Tuesday, September 14, 2010

POPnews: September 14th

[US President William McKinley's assassination at the hands of Leon Czolgosz resulted in the tightening of security around the Chief Executive, which no one had thought of before since 'being proactive' had yet to be invented.]

81 CE - Domitian became Roman Emperor upon the death of his brother Titus.

1180 - The Battle of Ishibashiyama saw Japan's Minamoto no Yoritomo lead the Minamoto against the Taira (with the assistance of the Miura) in one of the bloodier engagements of the Genpei War; for the record, the Taira's Oba Kagechika was victorious.
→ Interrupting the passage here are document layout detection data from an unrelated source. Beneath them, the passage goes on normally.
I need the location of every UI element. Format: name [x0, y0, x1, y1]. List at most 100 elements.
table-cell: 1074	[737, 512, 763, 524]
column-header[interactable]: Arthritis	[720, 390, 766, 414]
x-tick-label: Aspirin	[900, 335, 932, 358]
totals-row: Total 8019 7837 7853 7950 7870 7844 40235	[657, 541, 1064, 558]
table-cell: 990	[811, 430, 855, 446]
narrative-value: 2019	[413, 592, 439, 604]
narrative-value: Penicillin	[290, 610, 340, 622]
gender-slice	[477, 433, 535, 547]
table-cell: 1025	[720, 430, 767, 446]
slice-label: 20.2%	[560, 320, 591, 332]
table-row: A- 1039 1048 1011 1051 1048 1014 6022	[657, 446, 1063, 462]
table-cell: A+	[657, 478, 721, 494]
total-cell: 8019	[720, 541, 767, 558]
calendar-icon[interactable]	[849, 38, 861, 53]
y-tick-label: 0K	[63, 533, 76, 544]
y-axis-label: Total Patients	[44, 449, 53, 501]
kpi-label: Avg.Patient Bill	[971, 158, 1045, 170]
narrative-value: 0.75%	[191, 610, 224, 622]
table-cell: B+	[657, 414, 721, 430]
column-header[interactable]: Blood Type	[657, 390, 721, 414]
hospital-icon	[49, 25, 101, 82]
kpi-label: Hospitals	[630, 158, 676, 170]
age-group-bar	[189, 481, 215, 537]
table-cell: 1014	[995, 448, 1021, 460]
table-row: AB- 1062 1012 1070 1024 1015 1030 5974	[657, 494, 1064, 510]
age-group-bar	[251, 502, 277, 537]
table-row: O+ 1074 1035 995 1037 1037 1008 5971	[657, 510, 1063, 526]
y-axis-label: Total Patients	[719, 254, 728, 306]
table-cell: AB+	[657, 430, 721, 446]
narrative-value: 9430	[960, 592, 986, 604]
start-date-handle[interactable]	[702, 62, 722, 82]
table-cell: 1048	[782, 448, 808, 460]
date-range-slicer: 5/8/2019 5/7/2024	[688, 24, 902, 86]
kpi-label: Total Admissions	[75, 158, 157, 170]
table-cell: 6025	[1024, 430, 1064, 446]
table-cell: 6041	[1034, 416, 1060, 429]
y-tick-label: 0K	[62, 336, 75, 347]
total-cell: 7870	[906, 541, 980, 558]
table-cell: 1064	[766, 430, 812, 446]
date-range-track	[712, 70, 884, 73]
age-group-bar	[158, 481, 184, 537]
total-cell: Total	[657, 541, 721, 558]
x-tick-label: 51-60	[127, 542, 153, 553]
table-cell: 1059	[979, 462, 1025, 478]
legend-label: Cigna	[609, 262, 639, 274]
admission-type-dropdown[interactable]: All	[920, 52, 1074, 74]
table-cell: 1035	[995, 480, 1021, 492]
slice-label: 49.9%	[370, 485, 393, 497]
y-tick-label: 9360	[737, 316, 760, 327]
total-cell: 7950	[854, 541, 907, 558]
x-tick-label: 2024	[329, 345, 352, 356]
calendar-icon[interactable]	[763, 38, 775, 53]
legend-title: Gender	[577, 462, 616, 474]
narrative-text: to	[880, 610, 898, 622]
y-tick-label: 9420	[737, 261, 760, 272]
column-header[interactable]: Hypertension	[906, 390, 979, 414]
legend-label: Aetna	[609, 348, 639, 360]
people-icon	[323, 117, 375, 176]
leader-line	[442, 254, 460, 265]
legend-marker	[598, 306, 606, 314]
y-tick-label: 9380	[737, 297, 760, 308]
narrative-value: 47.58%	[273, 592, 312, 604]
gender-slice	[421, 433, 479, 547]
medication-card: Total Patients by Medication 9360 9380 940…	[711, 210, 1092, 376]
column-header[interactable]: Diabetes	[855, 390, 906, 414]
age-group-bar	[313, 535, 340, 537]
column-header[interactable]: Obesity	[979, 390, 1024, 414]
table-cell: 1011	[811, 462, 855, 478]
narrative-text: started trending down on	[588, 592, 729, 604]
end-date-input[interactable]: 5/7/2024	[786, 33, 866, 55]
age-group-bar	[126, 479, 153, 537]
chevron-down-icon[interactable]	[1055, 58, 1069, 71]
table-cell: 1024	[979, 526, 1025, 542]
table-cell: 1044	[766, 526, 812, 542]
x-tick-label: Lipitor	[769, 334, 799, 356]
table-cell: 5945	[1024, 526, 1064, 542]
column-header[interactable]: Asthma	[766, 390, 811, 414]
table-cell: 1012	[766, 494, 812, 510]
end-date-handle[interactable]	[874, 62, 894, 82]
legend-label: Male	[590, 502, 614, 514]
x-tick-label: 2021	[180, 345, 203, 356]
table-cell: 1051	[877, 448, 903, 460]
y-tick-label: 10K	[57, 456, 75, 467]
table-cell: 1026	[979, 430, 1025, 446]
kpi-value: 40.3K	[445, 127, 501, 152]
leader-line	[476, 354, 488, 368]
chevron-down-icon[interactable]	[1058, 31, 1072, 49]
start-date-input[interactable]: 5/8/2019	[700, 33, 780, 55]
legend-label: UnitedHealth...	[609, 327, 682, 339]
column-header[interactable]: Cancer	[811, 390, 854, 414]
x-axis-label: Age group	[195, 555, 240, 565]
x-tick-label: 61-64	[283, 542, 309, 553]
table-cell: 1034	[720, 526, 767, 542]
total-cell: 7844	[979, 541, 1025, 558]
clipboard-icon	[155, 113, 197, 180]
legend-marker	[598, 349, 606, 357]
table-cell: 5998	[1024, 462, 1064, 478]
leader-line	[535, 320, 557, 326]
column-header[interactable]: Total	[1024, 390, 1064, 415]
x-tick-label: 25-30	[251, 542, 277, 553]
1607 - The so-called Flight of the Earls from Ireland's Lough Swilly, in County Donegal, refers to the departure of Hugh O'Neill, 2nd Earl of Tyrone and Rory O'Donnell, 1st Earl of Tyrconnell from the village of Rathmullan along with some ninety members of many prominent Gaelic families on board a French ship bound for the Continent. Some historians have argued that this particularly extreme action was forced upon the Irish nobility by the fallout from the Tudor re-conquest of Ireland, others that it was a strategic mistake that cleared the way for the Plantation of Ulster.

1682 - Bishop Gore School, one of the oldest in Wales, was founded in Swansea; one of its illustrious alumni is Dylan Thomas, whose poetry was first published in the school magazine.

1752 - The British Empire adopted the Gregorian calendar, thereby skipping eleven days (the previous day of this year in England was September 2nd).

1812 - Following the Battle of Borodino during the Napoleonic Wars, French grenadiers entered Moscow; the Fire of Moscow began as soon as Russian troops left the city, and would leave three-quarters of the city in ruins.

1829 - The Ottoman Empire signed the Treaty of Adrianople with Russia, thus ending the Russo-Turkish War.

1862 - The Battle of South Mountain - itself part of the Maryland Campaign - was fought; not only would it give Union generals George B. McClellan, Ambrose Burnside, and William B. Franklin a victory over the Confederacy's Robert E. Lee, the Maryland Campaign is today considered a turning point in Union fortunes during the American Civil War.

1901 - President William McKinley died, eight days after being shot; he was succeeded by his Vice-President Theodore Roosevelt.

1926 - The Liberal Party's William Lyon Mackenzie King defeated Arthur Meighen's Conservatives in a Canadian general election, winning 128 seats to the Conservatives' 91, with 46.1% of the popular vote. The Progressives won 20 seats, with the remaining 6 being divvied up between minor parties.

1944 - Maastricht became the first Dutch city to be liberated by Allied forces.

1948 - The groundbreaking ceremony for United Nations headquarters was held in New York City.

1951 - British Prime Minister Clement Attlee opened the largest oil refinery in Europe, at Fawley on Southampton Water; it remains the largest oil refinery in the UK to this day.

1959 - The Soviet Union's Luna 2 probe crashed onto the Moon, becoming the first man-made object to reach it.

1960 - OPEC was founded.

1975 - Elizabeth Ann Seton - the first American saint - was canonized by Pope Paul VI.

1981 - Marcus Sarjeant - the would-be assassin who'd fired six blanks at the Queen on June 13th - was jailed for five years by Lord Lane; he was released from Grendon psychiatric prison in October 1984 at the age of 20, changed his name, and has endeavoured to make a new life for himself. At least he hasn't tried it again, which seems to make a case for rehabilitation.

1982 - Bachir Gemayel, President-elect of Lebanon, was assassinated; his brother, Amine Gemayel, was later elected in his place, and served as President from 1982 to 1988 instead. Habib Shartouni is considered responsible for the slaying, which was accomplished by means of a bomb planted in Kataeb Party headquarters.

1994 - Major League Baseball canceled its season due to a strike.